Findings: Which English -- updated dialect chart

I have updated the dialect chart based on the results for the first few days. Since the new version shows up automatically in the frame in the previous post, I haven't added it in here. And you can get a better look at it on the website.

The biggest difference is that also added several "dialects" for non-native speakers of English. That is, I added five new dialects, one each for people whose first language was Spanish, German, Portuguese, Dutch, or Finnish. I'll be adding more of these dialects in the future, but those just happen to be the groups for which we have a decent number of respondents.

As you can see, the algorithm finds that American & Canadian speakers are more likely one another than they are like anyone else.

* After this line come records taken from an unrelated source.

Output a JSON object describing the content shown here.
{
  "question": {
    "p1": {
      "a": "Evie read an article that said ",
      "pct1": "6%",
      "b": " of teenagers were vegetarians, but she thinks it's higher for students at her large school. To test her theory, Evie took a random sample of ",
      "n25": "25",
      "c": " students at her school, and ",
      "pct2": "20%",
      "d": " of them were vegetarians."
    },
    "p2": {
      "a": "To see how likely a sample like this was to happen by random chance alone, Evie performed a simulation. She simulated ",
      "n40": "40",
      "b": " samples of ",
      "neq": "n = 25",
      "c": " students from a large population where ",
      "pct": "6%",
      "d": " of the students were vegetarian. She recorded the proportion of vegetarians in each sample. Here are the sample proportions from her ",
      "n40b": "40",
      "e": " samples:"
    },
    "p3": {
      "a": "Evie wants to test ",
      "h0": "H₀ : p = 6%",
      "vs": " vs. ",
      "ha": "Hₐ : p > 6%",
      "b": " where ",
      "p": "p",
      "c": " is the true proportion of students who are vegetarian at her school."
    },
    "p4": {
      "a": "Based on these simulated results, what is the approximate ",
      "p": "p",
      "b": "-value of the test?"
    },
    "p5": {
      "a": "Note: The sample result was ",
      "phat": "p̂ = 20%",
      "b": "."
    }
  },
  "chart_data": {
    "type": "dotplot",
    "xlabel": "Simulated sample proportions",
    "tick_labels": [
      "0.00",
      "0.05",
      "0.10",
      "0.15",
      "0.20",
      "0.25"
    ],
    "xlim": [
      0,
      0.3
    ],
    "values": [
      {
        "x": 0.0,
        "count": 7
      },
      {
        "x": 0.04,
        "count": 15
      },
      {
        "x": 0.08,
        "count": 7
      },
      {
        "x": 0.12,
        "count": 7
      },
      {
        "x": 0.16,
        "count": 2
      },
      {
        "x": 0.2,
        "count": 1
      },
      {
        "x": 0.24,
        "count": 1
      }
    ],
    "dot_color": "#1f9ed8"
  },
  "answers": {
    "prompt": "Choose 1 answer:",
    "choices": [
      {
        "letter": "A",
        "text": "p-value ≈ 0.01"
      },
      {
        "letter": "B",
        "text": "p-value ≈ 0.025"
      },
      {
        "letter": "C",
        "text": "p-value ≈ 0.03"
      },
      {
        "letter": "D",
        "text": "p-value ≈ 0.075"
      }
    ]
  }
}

Similarly, English, Irish, Scottish, and Australian speakers are more likely one another than anyone else. And the non-native English speakers also form a group. I'll leave you to explore the more fine-grained groupings on your own.

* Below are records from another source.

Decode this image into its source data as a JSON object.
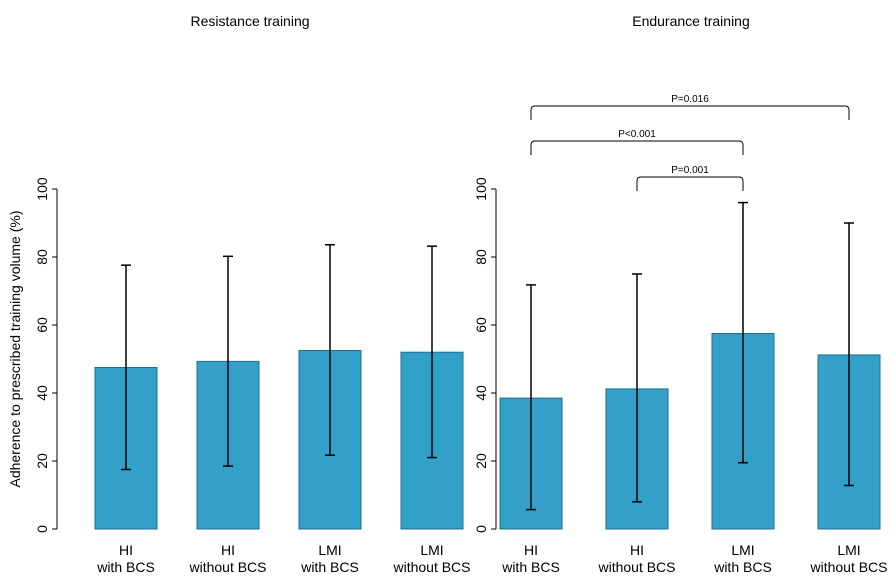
{
  "colors": {
    "bar": "#33a0ca",
    "bar_edge": "#1f6e8e",
    "axis": "#000000",
    "background": "#ffffff"
  },
  "chart_data": [
    {
      "type": "bar",
      "title": "Resistance training",
      "ylabel": "Adherence to prescribed training volume (%)",
      "xlabel": "",
      "ylim": [
        0,
        100
      ],
      "yticks": [
        "0",
        "20",
        "40",
        "60",
        "80",
        "100"
      ],
      "grid": false,
      "categories": [
        [
          "HI",
          "with BCS"
        ],
        [
          "HI",
          "without BCS"
        ],
        [
          "LMI",
          "with BCS"
        ],
        [
          "LMI",
          "without BCS"
        ]
      ],
      "values": [
        47.5,
        49.3,
        52.5,
        52.0
      ],
      "error_bars": [
        [
          17.5,
          77.6
        ],
        [
          18.5,
          80.2
        ],
        [
          21.7,
          83.6
        ],
        [
          21.0,
          83.2
        ]
      ],
      "annotations": []
    },
    {
      "type": "bar",
      "title": "Endurance training",
      "ylabel": "",
      "xlabel": "",
      "ylim": [
        0,
        100
      ],
      "yticks": [
        "0",
        "20",
        "40",
        "60",
        "80",
        "100"
      ],
      "grid": false,
      "categories": [
        [
          "HI",
          "with BCS"
        ],
        [
          "HI",
          "without BCS"
        ],
        [
          "LMI",
          "with BCS"
        ],
        [
          "LMI",
          "without BCS"
        ]
      ],
      "values": [
        38.5,
        41.2,
        57.5,
        51.2
      ],
      "error_bars": [
        [
          5.7,
          71.8
        ],
        [
          8.0,
          75.0
        ],
        [
          19.5,
          96.0
        ],
        [
          12.8,
          90.0
        ]
      ],
      "annotations": [
        {
          "text": "P=0.016",
          "from": 0,
          "to": 3,
          "level": 3
        },
        {
          "text": "P<0.001",
          "from": 0,
          "to": 2,
          "level": 2
        },
        {
          "text": "P=0.001",
          "from": 1,
          "to": 2,
          "level": 1
        }
      ]
    }
  ]
}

If you are wondering why New Zealanders are off by themselves, that's mostly because we don't have very many of them, and the algorithm has difficulty classifying dialects for which there isn't much data. Same for Welsh English, South African English, and Black Vernacular English. So if you know people who speak any of those dialects...

5 comments:

Katariina said...

Couldn't find any other place to give feedback, so here it goes: After the quiz when you have to choose areas you lived in etc. should it be "at least 10 months" instead of "years"? Just wondering...

BTW, I found the test very interesting! Kudos!

Spencer Olson said...

This probably doesn't matter too much, but I accidentally input my age as 19 instead of 20 when I took the quiz several minutes ago. Is there some way to correct that?

aktoetotam said...

I wonder if you have any paper published about this project (or going to). I would love to find out more about your machine learning approach. For example, what features you use for it, the size of the training corpus by now, how many languages you can classify.

GamesWithWords said...

@Katariina -- yes, we really did mean 10 years. We ask about any country you lived in for 6 months. For some countries, we ask what part of the country you lived in. In that case, we only care if you were in that part of that country for a long time.

@Spencer -- obviously it is better to be correct, but this probably isn't a big deal. Asking for age in years is fairly imprecise anyway.

@aktoetam -- we just launched this project 2 weeks ago, so there aren't any papers yet! We have a number of ways to inform people when papers are published, results are released, and so on. You can read about them here.

NV Rees said...

It is difficult to take this research seriously when
(1) Your web-page itself contains grammatical errors, such as "their" (which is plural) being used with "the participant's" (which is a singular possessive).
(2) You consider only geographical region and not social class. For example, you'll find accentless English (RP) amongst many white-collar Londoners which is quite at odds with the "Gor' blimey" speech of many blue-collar Londoners, all of which will have spoken their flavour of English from birth.